Change through collaboration: How can we drive youth to shape the future?

Prakhar Bhartiya is no ordinary young man. At a time when youngsters are busy working hard towards secure careers, he was working towards a vision - to shape the way the next generation thinks, acts and behaves. And his answer? To help youth understand their critical role they play in society and groom them to become thought leaders.

As a child, Prakhar was deeply humbled by his social envrionment. 'My family came from a village and I was sent to the best school in Kanpur at that time. The school that I was studying in was just in front of a slum, and I used to constantly talk to the children there. Later, when I was in college, I noticed that little children around 8 to 9 years of age served us food in the canteen, and I found it really annoying. It was this that triggered something in me. I knew I wanted to do something about it', he recollects. In fact, this is exactly how Youth Alliance was born; not an organization with a set goal, but an initiative with a vision.

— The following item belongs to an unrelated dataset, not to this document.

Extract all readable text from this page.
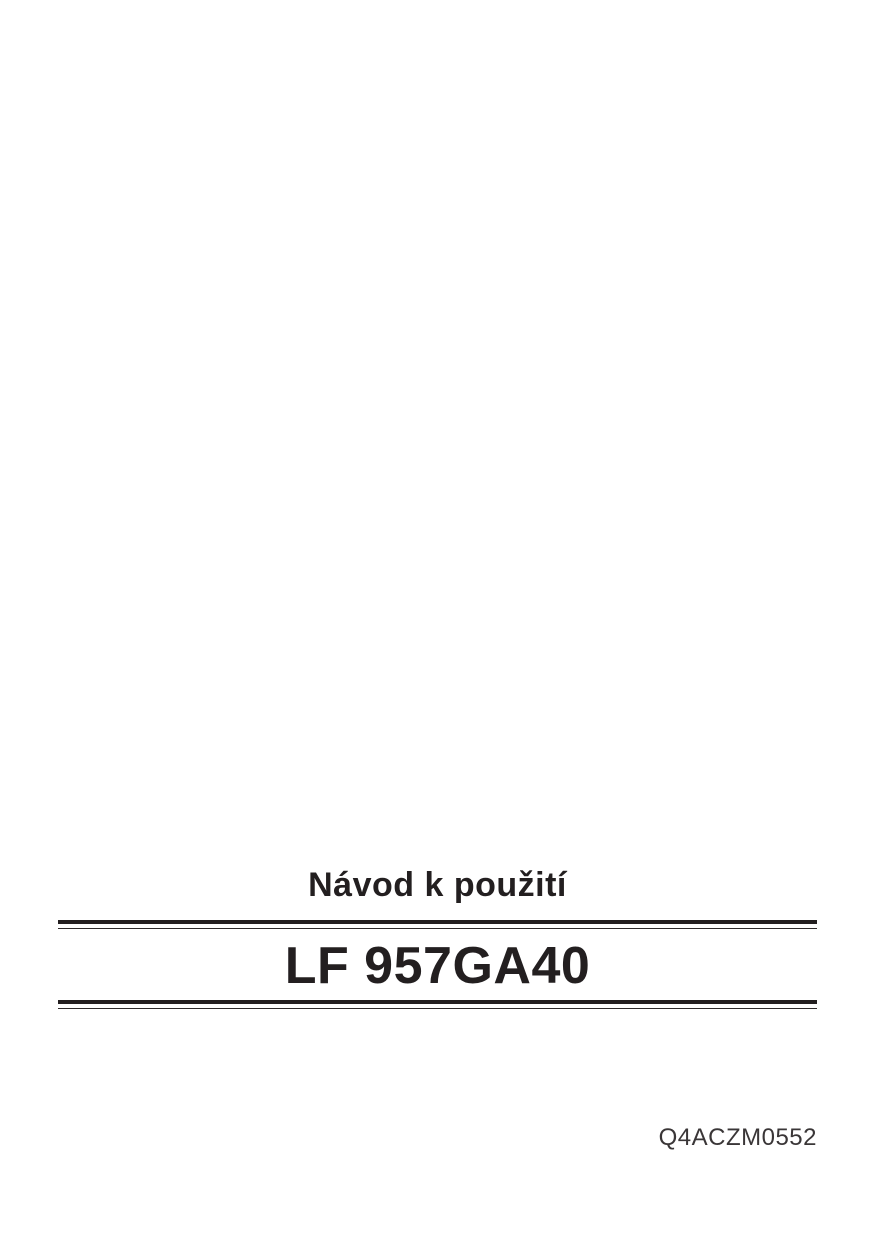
Návod k použití
LF 957GA40
Q4ACZM0552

While in college, Prakhar realized that not many around him understood the idea. It was in his final year, as the President of the Student Union, that he garnered the support of many other students who were interested in working with him. In due course, however, several opted for a traditional career path during campus placements with major IT companies such as IBM and L&T on graduation. Alone, Prakhar concentrated on his interest in the social sector, and decided to work with the few volunteers whose support he enjoyed. One of the first pathbreaking attempts was to work with Janaagraha, a citizen participation organisation, where Youth Alliance volunteers spearheaded the popular 'Jaago re' voter rights campaign in the Northern states. This experience, if anything, was proof to Prakhar, that if something needed to be done, it can.

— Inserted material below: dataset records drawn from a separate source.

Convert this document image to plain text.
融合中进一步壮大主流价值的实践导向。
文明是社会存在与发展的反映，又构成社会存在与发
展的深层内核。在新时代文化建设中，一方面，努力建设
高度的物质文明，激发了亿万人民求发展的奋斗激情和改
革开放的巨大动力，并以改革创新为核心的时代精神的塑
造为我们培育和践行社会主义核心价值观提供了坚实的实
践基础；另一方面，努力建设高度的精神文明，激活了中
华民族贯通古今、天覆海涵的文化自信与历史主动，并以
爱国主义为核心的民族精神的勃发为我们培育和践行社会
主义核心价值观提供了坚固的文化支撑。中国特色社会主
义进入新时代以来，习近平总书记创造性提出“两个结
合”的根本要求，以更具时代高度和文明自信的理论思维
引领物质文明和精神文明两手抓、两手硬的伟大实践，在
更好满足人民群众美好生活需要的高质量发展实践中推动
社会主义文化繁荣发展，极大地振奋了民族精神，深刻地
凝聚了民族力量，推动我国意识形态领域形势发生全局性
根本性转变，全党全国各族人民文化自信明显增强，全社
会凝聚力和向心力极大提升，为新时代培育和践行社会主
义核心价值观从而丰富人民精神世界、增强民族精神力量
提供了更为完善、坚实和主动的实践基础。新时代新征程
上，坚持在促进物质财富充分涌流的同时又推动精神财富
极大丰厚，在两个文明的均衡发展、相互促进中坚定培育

Coupled with his learning, and also the experience that he took away as a Teach for India Fellow, where he spent time as a volunteer teaching in a school at the heart of Mumbai's slums, proved invaluable. 'My classroom experience at TFI changed me as a person, it strengthened by belief in Gandhian philosophy. It was here that I realized that its important to 'practice what you preach'. It was a kind of experimental lab for me and helped me understand my inner self,' Prakhar says, 'Most, importantly, I understood that it's important to change from inside in order to bring change outside'

Of course, establishing Youth Alliance came with its own set of challenges. As a young entrepreneur, Prakhar had much to learn practically as he did not have formal exposure to the business world like his peers who had opted to gain work experience in corporate houses. But this didn’t deter him. Building a good team that would endure the intitial struggle was the first step. ‘The only mantra I followed to make my team was to give ownership to people around me and during this process, 20 people who joined us in the beginning reduced to 5 in 3 months and slowly they became an integral part of organization and played a crucial role in decision making.’ Resources were little too, and the young workforce had to find a way of making the best of what was available. ‘We struggled a lot in the beginning to find a place where we can have leadership forum and workshops for our team,’ he smiles, ‘It takes time but things work out. For now we have made our office at the place I live, so office and home both are same.’

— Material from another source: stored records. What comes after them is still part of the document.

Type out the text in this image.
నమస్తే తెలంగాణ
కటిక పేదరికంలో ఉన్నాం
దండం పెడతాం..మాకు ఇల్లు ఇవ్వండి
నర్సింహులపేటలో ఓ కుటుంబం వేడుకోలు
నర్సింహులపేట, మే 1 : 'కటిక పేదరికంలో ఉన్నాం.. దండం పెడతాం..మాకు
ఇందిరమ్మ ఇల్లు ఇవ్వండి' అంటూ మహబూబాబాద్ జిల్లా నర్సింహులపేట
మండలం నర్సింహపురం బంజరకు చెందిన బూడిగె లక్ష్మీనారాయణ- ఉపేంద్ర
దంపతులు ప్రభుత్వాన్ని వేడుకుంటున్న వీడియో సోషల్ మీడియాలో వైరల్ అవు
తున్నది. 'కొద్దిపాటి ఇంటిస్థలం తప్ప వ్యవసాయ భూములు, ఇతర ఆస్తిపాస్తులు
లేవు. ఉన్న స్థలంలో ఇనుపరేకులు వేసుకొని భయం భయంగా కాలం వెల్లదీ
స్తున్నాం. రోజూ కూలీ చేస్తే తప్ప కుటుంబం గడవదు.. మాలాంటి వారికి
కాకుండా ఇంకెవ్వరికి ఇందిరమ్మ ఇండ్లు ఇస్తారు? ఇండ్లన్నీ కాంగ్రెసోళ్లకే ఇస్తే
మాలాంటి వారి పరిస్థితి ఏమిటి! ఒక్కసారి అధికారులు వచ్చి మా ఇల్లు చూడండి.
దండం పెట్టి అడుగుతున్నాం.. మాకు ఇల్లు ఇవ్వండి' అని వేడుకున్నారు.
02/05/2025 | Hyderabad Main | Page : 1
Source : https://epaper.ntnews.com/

Today, Youth Alliance has grown, and its number of volunteers are only increasing. Right from peaceful protests to campaigns, Youth Alliance volunteers take active part in the public sphere. To help his volunteers and Fellows gain better insight about the gravity of the situation, Prakhar ensures that these youngsters get a chance to live, experience and engage with people in villages and parts of India that remain largely underrepresented in the mainstream media. Two primary programs dominate the central idea of Youth Alliance - Lead the Change (a Delhi-based program) and Gramya Manthan (a National program). Lead the Change concentrates on various aspects of leadership, changemaking and social entreprenuership while Gramya Manthan resounds Prakhar's vision of 'work experience through exposure'. Participants are sent to villages and encouraged to do field work to experience problems first hand to understand the magnitude of what they are dealing with. 'One thing I believe is that when we experience something, we feel connected to it. What I'm trying to do is making people feel that experience by taking them to villages, taking them to places where work is happening,' he says.

When questioned about Youth Alliance to the next level, Prakhar beams. 'I plan to run Youth Alliance for around 5 more years and take it to around 10 new cities and then pass it on to someone else. The organization should spread like an idea and nurture young role models and social entrepreneurs. After this I will work with youth only but on a more rigorous way by setting up an institution which will run a Masters Degree program on 'Nation Building'. May be an 'Indian Institute of Democracy'?,' he grins. Perhaps, it is this visionary outlook that makes Prakhar stand out in a crowd - he's not only driven by desire, but an passion to fulfil that idea.